『「高知にゾウ」に一考を』

 私は野生のゾウを見た経験もないし,研究している訳でもない.しかし,野生動物保護の立場から,ゾウを「連れてきてはいけない」と主張する.

 遠回りになるが,二つの例を藤原英司著「黄昏の序曲」から紹介する.白人が入植した1607年当時,北米には推定で6千万頭から7千万頭のバッファローが棲んでいた.悲劇は西部開拓に始まる.入植者は初め肉,皮,舌を利用していた.やがて皮と舌だけを,そして舌を取る目的だけで殺し続け,ついには列車の窓越しのライフルの標的とした.保護が開始された1907年にはわずか41頭が全てであった.

 もう一つは,全く同じ舞台のリョコウバトの悲劇である.犠牲となった鳥は数十億羽と推定されている.この鳥の群が空を翔ると辺りは薄暗くなり,気温の低下すら感じられたという.羽と肉を利用されていたこの鳥も,豚の餌となり,やがて鉄砲で撃つ娯楽の対象となった.最後の一羽は1914年に動物園で死亡した.

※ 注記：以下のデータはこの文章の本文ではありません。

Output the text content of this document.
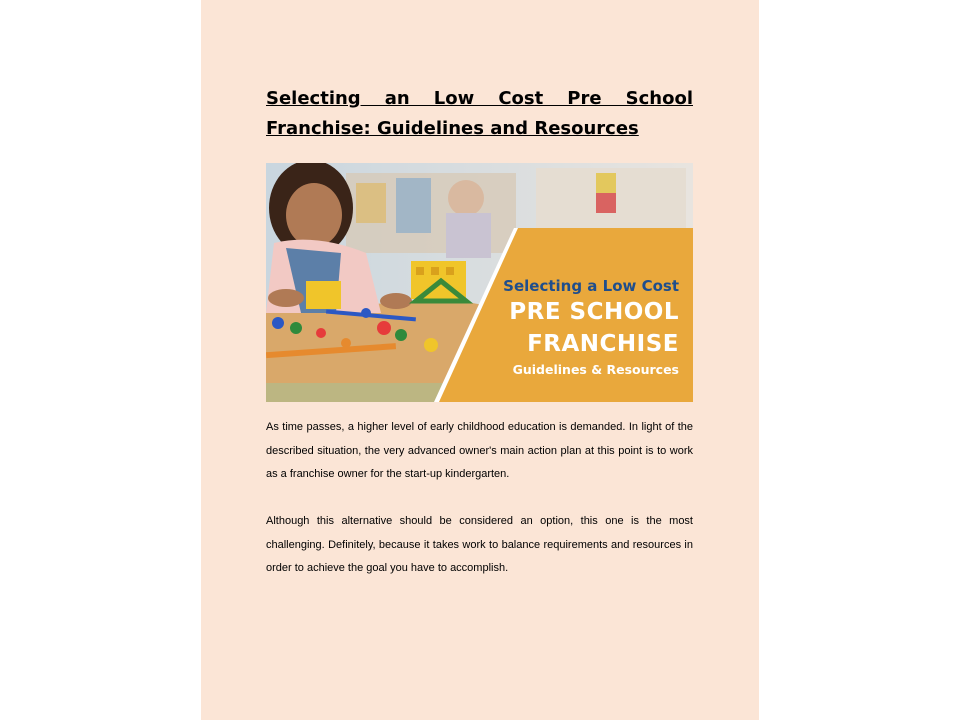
Selecting an Low Cost Pre School Franchise: Guidelines and Resources
Selecting a Low Cost
PRE SCHOOL
FRANCHISE
Guidelines & Resources

As time passes, a higher level of early childhood education is demanded. In light of the described situation, the very advanced owner's main action plan at this point is to work as a franchise owner for the start-up kindergarten.

Although this alternative should be considered an option, this one is the most challenging. Definitely, because it takes work to balance requirements and resources in order to achieve the goal you have to accomplish.
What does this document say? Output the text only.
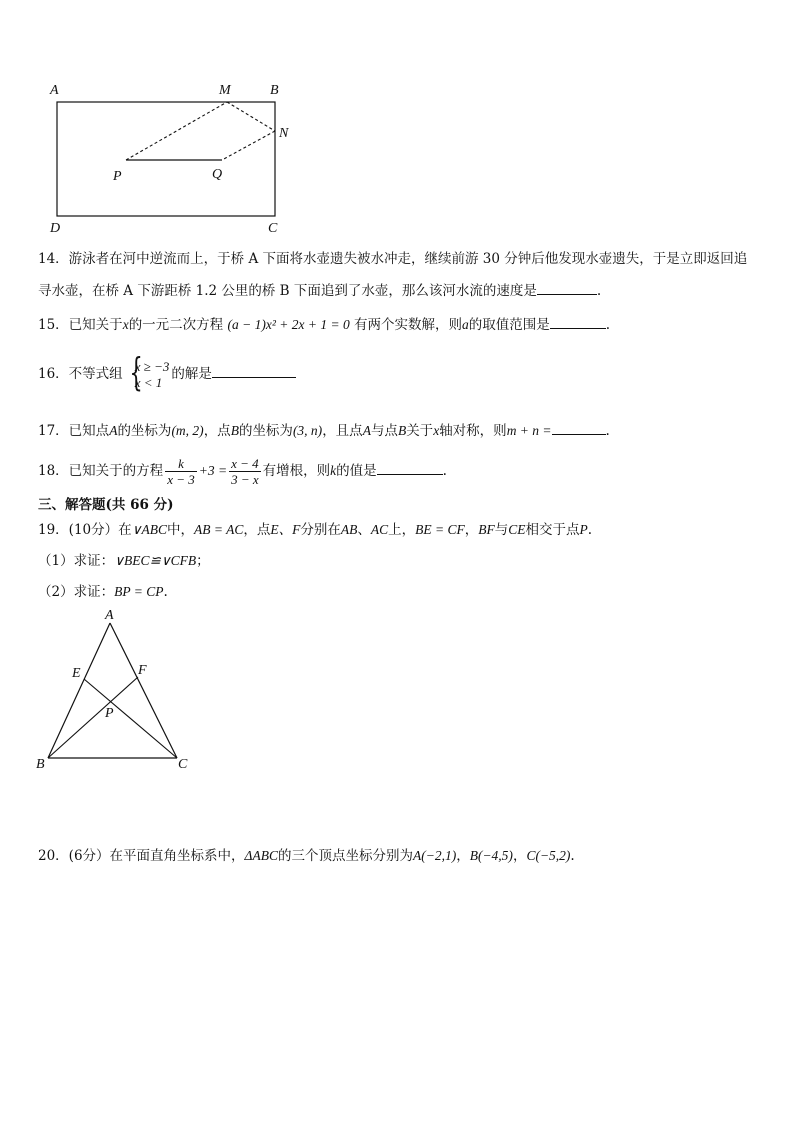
A	M	B
N
P	Q
D	C
14．游泳者在河中逆流而上，于桥 A 下面将水壶遗失被水冲走，继续前游 30 分钟后他发现水壶遗失，于是立即返回追
寻水壶，在桥 A 下游距桥 1.2 公里的桥 B 下面追到了水壶，那么该河水流的速度是	.
15．已知关于x的一元二次方程 (a − 1)x² + 2x + 1 = 0 有两个实数解，则a的取值范围是	.
16．不等式组 {
x ≥ −3
x < 1 的解是
17．已知点A的坐标为(m, 2)，点B的坐标为(3, n)，且点A与点B关于x轴对称，则m + n =	.
18．已知关于的方程 $\frac{k}{x - 3} +3 = \frac{x - 4}{3 - x}$ 有增根，则k的值是	.
三、解答题(共 66 分)
19．(10分）在∨ABC中，AB = AC，点E、F分别在AB、AC上，BE = CF，BF与CE相交于点P.
（1）求证：∨BEC≌∨CFB；
（2）求证：BP = CP.
A
E	F
P
B	C
20．(6分）在平面直角坐标系中，ΔABC的三个顶点坐标分别为A(−2,1)，B(−4,5)，C(−5,2).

 さて,ゾウの輸出入にはワシントン条約の厳しい制約があり,輸入には繁殖可能な施設が必要である.しかし,ゾウを呼ぶことはバッファローとリョコウバトの悲劇の歴史での人間の行為と全く同一である.入植者の振る舞いを繰り返すことは許されない.ゾウは飼育下での繁殖が最も難しいといわれる.一部のサファリを除き,国内の出産記録はない.飼育舎の予定面積は全国の平均らしいが,例え最高でも繁殖を保障する根拠はない.繁殖の困難さはゾウの繁殖様式で説明される.ゾウの群は雌が中心で,雄は通常単独で放浪し,繁殖期のみ群と接する.雄の放浪はゾウがゾウとして生き残る,すなわち,近親交配を避ける手段である.ゾウの生態を無視し,雄と雌のペアならという短絡的な発想は非科学的である.

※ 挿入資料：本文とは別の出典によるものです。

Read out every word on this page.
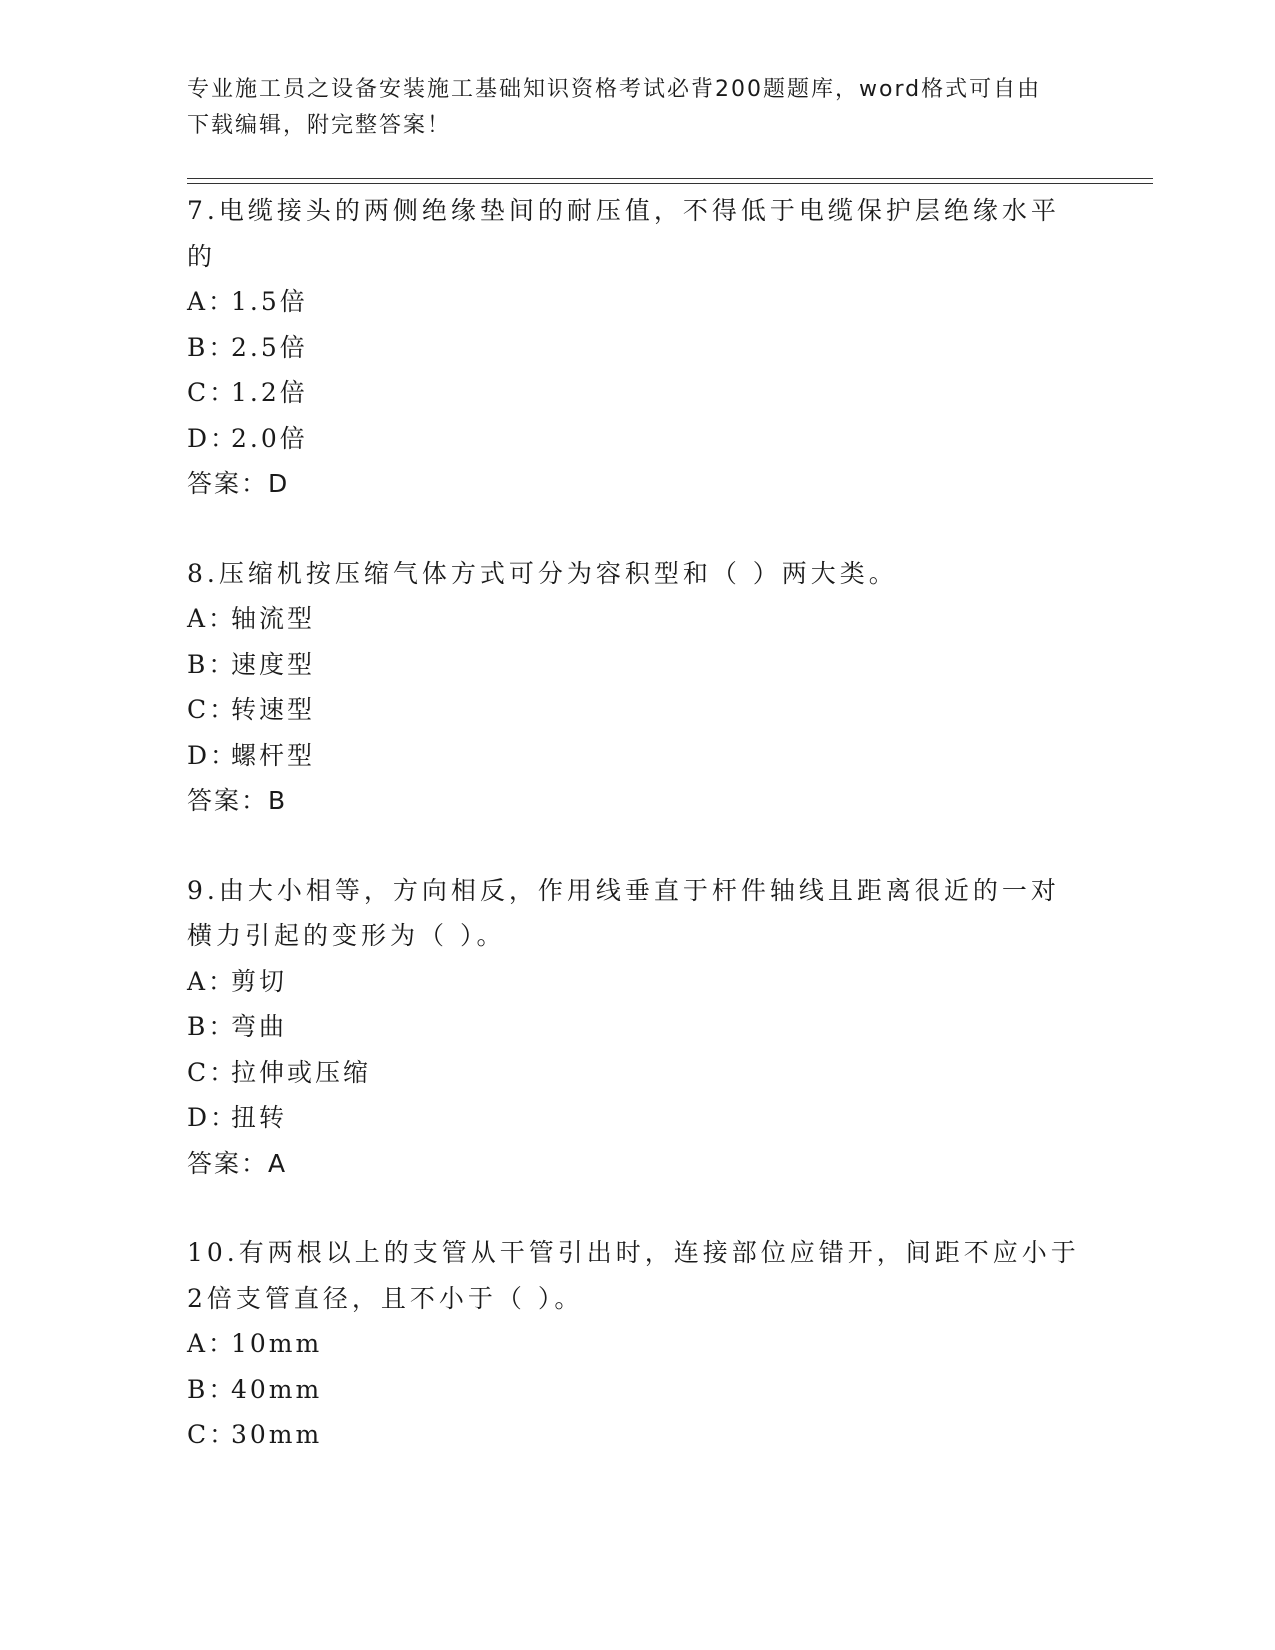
专业施工员之设备安装施工基础知识资格考试必背200题题库，word格式可自由
下载编辑，附完整答案！

7.电缆接头的两侧绝缘垫间的耐压值，不得低于电缆保护层绝缘水平
的

A：1.5倍

B：2.5倍

C：1.2倍

D：2.0倍

答案：D

8.压缩机按压缩气体方式可分为容积型和（ ）两大类。

A：轴流型

B：速度型

C：转速型

D：螺杆型

答案：B

9.由大小相等，方向相反，作用线垂直于杆件轴线且距离很近的一对
横力引起的变形为（ ）。

A：剪切

B：弯曲

C：拉伸或压缩

D：扭转

答案：A

10.有两根以上的支管从干管引出时，连接部位应错开，间距不应小于
2倍支管直径，且不小于（ ）。

A：10mm

B：40mm

C：30mm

 繁殖可能なら外国産貴重種の飼育が許されるかは別の問題である.イギリス,ドイツ,オランダではヨーロッパカワウソの人工増殖を実施している.この計画は環境の改善を前提とし,将来放獣して人間との共存を目指している.地域の経済,工業,農業の発展をも見据えたこの計画はもはや動物園の仕事ではない.なぜ増殖を図るのか.アメリカはバッファローを,ヨーロッパの国々はカワウソを必要としているのである.野生動物は人間と共に文化の担い手であるという認識がここに存在する.相手国の文化の理解を欠く展望のない繁殖の試みは避けねばならない.外交の「副産物」として贈られたパンダの増殖には「先進国」日本の威信を賭けざるを得なかったが,「超一級」以外の動物はどうか.諸外国の非難がこれを証明している.

 南アジア,東南アジアの豊かな自然と文化の象徴であるアジアゾウは,相次ぐ開発で生息地を奪われ,緊急の保護が必要である.開発・援助の美名のもと日本人は無意識のうち立派な「入植者」のレベルに達している.高知市民が完璧な「入植者」になる必要はない.また,発情期の雄は最も危険である.現地でも動物園でも飼育の犠牲者は後を絶たない.生きたゾウはぬいぐるみの「ゾウさん」ではない.

 子供達の「ため」にゾウを呼ぶのは大人の我侭でしかない.檻の中のゾウが「死ぬために来た」と子供達が直感するであろうか.多くの子供達は動く姿にのみ短時間熱中するだけに違いない.高知に「ゾウさん」がいないのは少しも恥ずかしいことではない.むしろ,高知に「なぜ」ゾウさんがいないのかを誇りをもって教えるのが真の自然教育である.時代は変わったのだ.地球規模での野生動物の保護を考える時代なのだ.